França

As autoridades francesas detiveram dois importantes realizadores de cinema artístico, Benoit Jacquot e Jacques Doillon, sob acusações de abuso sexual, num momento em que um novo acerto de contas #MeToo abala a indústria cinematográfica francesa.

Jacquot, de 77 anos, e Doillon, de 80, chegaram a uma esquadra da polícia de Paris na manhã de segunda-feira, acompanhados pelos seus advogados, segundo a agência de notícias AFP.

A detenção dos realizadores por alegados abusos, alguns que remontam à década de 1980 e todos eles negam, ocorreu num momento em que ativistas dizem que o cinema francês há muito tempo fornece cobertura para abusos.

No início deste ano, Judith Godreche, atriz e diretora de 52 anos, acusou formalmente Jacquot de estupro e Doillon de agressão sexual quando ela era menor, acusações que os dois homens negam.

Godreche descreveu Jacquot como tendo um “domínio” doentio sobre ela durante um relacionamento de “perversão” com ele que começou quando ela tinha 14 anos, de 1986 a 1992.

Ela também acusou Doillon de “abaixar os dedos” em sua “calcinha” durante um teste de tela para um de seus filmes, quando ela tinha 15 anos e ainda estava com Jacquot.

Vários outros atores também apresentaram queixas contra os dois homens.

O cineasta francês Jacques Doillon, à esquerda, chega à Diretoria de Investigação Criminal para interrogatório sobre acusações de abuso sexual, em Paris (Guillaume Daudin/AFP)

Isild Le Besco, 41 anos, alegou que Jacquot a estuprou entre 1998 e 2007 durante um relacionamento que começou quando ela tinha 16 anos e ele 52.

Julia Roy, uma atriz de 34 anos que apareceu em vários dos seus filmes, acusou-o de agressão sexual num “contexto de violência e constrangimento moral que durou vários anos”, disse uma fonte próxima do caso.

Le Besco também afirmou que Doillon fez avanços durante as sessões de trabalho, enquanto a atriz Anna Mouglalis alegou que o cineasta a beijou à força em 2011.

‘Eu estou chorando’

Fontes judiciais dizem que os dois cineastas poderão ser detidos até terça-feira à noite e potencialmente interrogados na presença dos seus acusadores.

Os advogados dos diretores afirmaram que não havia necessidade de detê-los para interrogá-los e que deveriam ser considerados inocentes até que sua culpa fosse provada.

A advogada de Jacquot, Julia Minkowski, disse que o seu cliente “finalmente poderá expressar-se perante a lei”, denunciando o que chamou de “excessos inaceitáveis” da cobertura mediática sobre o assunto.

A advogada de Doillon, Marie Dose, disse que nenhum critério legal poderia justificar a sua detenção para interrogatório “36 anos” após o incidente alegado por Godreche, e que ele poderia ter respondido a perguntas sem ter sido mantido sob custódia.

A promotoria confirmou a detenção dos dois homens, mas acrescentou que ambos eram presumidos inocentes por enquanto.

Godreche no Instagram disse que ficou profundamente comovida. “Estou chorando”, escreveu ela.

“Não sei se tenho forças, mas terei.

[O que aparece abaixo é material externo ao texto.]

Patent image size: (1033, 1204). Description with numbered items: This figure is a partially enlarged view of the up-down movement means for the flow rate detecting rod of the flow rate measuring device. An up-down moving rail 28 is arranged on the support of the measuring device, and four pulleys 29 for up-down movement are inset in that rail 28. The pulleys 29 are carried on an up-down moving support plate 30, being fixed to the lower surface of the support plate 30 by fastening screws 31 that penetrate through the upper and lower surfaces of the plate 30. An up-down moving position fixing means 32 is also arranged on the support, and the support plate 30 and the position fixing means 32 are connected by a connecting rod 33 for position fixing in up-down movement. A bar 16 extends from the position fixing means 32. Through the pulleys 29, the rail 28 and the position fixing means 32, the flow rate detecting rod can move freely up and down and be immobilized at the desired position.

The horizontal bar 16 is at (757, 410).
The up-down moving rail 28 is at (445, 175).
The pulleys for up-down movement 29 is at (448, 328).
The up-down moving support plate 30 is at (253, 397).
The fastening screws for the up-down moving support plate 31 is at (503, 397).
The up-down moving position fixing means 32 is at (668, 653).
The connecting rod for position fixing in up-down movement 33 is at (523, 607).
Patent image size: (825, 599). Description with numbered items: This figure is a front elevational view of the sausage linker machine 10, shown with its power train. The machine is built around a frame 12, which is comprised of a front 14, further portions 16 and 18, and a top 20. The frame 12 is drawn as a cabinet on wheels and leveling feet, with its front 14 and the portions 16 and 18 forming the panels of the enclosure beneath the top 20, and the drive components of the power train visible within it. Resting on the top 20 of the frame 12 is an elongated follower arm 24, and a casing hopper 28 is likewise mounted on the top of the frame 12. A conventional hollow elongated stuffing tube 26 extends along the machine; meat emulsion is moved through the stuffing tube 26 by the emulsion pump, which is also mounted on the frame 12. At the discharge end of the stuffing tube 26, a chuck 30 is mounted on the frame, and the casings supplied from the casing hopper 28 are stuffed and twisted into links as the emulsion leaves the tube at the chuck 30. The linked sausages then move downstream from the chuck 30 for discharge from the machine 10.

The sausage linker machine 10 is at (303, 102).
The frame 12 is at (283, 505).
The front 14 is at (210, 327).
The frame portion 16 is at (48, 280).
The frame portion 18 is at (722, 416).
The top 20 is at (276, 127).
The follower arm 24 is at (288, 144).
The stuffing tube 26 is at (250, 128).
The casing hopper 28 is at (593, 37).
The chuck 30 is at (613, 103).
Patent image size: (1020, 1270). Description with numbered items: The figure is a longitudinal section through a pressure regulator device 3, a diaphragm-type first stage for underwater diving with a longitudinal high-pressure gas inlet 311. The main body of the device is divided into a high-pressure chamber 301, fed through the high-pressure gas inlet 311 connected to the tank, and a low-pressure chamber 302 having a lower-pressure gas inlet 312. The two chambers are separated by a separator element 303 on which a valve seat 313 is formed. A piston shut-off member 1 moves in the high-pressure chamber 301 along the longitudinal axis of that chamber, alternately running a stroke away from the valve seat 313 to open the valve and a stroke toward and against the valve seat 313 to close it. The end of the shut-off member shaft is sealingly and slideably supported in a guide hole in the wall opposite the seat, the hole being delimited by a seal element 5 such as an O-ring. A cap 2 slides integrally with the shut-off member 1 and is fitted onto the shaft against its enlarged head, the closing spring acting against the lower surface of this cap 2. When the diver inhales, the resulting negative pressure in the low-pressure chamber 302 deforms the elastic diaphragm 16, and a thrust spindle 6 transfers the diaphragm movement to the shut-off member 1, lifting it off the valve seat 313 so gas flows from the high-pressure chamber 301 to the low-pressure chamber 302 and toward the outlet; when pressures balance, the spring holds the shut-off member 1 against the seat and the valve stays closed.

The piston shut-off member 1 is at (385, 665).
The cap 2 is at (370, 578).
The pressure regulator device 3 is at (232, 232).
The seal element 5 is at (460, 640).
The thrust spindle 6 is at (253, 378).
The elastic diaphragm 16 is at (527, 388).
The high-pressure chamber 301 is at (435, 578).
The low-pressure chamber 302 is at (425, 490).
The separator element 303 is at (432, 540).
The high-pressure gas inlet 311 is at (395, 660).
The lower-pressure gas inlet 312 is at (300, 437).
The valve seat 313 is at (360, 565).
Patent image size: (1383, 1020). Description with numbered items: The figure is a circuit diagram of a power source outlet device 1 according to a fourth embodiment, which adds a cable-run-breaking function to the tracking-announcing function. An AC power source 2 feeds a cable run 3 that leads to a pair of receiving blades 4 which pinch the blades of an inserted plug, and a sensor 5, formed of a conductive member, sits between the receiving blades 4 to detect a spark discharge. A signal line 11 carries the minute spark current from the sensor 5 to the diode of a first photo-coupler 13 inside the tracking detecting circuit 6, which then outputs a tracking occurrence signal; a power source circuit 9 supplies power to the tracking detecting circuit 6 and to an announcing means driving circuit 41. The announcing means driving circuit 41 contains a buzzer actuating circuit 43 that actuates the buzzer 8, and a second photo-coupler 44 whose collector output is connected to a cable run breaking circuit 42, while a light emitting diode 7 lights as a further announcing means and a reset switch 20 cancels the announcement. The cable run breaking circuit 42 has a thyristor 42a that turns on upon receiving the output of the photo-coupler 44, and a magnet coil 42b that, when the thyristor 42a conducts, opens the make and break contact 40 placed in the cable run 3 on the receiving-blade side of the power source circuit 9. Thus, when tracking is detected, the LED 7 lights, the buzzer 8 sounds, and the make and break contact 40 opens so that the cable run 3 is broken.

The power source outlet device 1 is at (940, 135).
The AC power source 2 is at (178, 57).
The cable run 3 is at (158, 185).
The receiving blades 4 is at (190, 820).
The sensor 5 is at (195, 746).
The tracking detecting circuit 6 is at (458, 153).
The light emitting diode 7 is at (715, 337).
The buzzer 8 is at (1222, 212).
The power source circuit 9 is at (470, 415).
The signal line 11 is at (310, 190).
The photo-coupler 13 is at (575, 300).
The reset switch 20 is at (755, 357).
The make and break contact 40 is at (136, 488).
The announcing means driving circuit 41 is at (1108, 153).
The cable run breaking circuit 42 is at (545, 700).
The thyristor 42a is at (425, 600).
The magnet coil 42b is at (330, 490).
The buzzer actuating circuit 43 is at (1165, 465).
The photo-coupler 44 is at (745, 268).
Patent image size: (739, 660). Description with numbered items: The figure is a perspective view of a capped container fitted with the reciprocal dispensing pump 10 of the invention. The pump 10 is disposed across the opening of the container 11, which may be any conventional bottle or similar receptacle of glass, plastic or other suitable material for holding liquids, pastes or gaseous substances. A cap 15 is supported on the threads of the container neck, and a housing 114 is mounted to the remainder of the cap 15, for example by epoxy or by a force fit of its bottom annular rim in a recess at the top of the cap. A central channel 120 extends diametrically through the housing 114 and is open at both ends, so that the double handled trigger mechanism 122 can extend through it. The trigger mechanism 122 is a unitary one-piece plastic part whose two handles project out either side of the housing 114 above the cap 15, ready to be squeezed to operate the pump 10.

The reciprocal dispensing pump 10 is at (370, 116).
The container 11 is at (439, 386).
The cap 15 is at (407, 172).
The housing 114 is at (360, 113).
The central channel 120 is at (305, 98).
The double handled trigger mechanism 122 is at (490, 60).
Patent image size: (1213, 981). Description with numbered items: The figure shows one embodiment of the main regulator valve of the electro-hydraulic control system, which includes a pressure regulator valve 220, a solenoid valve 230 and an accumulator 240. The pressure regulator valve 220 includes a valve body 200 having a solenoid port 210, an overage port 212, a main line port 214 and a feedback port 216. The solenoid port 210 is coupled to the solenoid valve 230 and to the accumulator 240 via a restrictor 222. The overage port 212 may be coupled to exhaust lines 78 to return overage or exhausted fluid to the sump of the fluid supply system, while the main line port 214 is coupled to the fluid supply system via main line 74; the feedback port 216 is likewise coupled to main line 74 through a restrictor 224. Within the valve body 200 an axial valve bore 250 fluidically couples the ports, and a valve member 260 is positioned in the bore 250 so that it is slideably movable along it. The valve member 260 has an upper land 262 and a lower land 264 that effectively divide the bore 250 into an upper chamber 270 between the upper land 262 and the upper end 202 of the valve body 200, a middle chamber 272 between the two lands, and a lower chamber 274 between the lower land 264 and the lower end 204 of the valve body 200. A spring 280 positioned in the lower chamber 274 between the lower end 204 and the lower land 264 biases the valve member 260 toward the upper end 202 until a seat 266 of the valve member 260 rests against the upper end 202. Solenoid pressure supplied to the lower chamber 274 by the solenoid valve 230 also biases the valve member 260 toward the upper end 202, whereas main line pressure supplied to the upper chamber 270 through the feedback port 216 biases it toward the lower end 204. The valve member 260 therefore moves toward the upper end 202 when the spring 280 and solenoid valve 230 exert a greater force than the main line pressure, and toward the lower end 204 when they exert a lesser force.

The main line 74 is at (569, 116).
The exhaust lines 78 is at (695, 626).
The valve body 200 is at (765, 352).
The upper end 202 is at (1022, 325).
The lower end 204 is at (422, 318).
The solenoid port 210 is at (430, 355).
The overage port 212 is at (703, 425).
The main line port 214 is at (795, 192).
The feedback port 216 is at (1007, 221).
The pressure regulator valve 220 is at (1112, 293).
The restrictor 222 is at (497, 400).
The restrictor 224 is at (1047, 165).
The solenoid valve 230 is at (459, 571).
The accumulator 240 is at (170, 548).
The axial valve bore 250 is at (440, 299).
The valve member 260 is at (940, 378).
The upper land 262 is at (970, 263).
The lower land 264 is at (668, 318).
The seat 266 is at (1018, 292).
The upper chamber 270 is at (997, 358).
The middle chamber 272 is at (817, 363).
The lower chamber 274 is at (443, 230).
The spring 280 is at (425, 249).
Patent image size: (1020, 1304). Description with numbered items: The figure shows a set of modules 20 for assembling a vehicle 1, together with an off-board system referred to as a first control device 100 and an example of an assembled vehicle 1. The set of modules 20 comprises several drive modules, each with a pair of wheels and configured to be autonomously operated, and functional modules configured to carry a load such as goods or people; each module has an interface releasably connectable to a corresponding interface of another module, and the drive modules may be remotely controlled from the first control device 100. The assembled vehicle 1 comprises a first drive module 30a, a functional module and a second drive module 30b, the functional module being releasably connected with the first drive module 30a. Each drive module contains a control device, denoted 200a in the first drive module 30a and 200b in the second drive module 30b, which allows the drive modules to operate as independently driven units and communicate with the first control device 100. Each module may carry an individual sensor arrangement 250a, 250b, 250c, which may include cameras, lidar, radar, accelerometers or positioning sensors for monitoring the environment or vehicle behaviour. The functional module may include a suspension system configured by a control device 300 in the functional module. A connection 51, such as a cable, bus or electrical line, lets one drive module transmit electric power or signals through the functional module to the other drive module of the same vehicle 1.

Eu terei isso… Para ela”, escreveu ela, postando uma foto sua adolescente ao lado de Jacquot, 25 anos mais velho que ela.

Desde que quebrou o silêncio, Godreche tornou-se uma voz de liderança no movimento #MeToo em França.

Depois de ter apelado à criação de um órgão de supervisão do cinema, os legisladores franceses votaram em Maio a favor da criação de uma comissão para investigar a violência sexual e de género na indústria cinematográfica e noutros sectores culturais.

Na semana passada, o chefe da principal instituição cinematográfica francesa, Dominique Boutonnat, renunciou ao cargo depois de ter sido condenado por agredir sexualmente o seu afilhado em 2020.

Boutonnat foi condenado a três anos de prisão, dois deles suspensos. Ele poderá, no entanto, cumprir pena de um ano de prisão em casa usando uma pulseira eletrônica.

A lenda do cinema Gerard Depardieu, 75, também será julgado em outubro por agredir sexualmente duas mulheres.

Ele corre o risco de um segundo julgamento depois de ser acusado em 2020 de estupro de uma atriz em 2018, quando ela tinha 22 anos.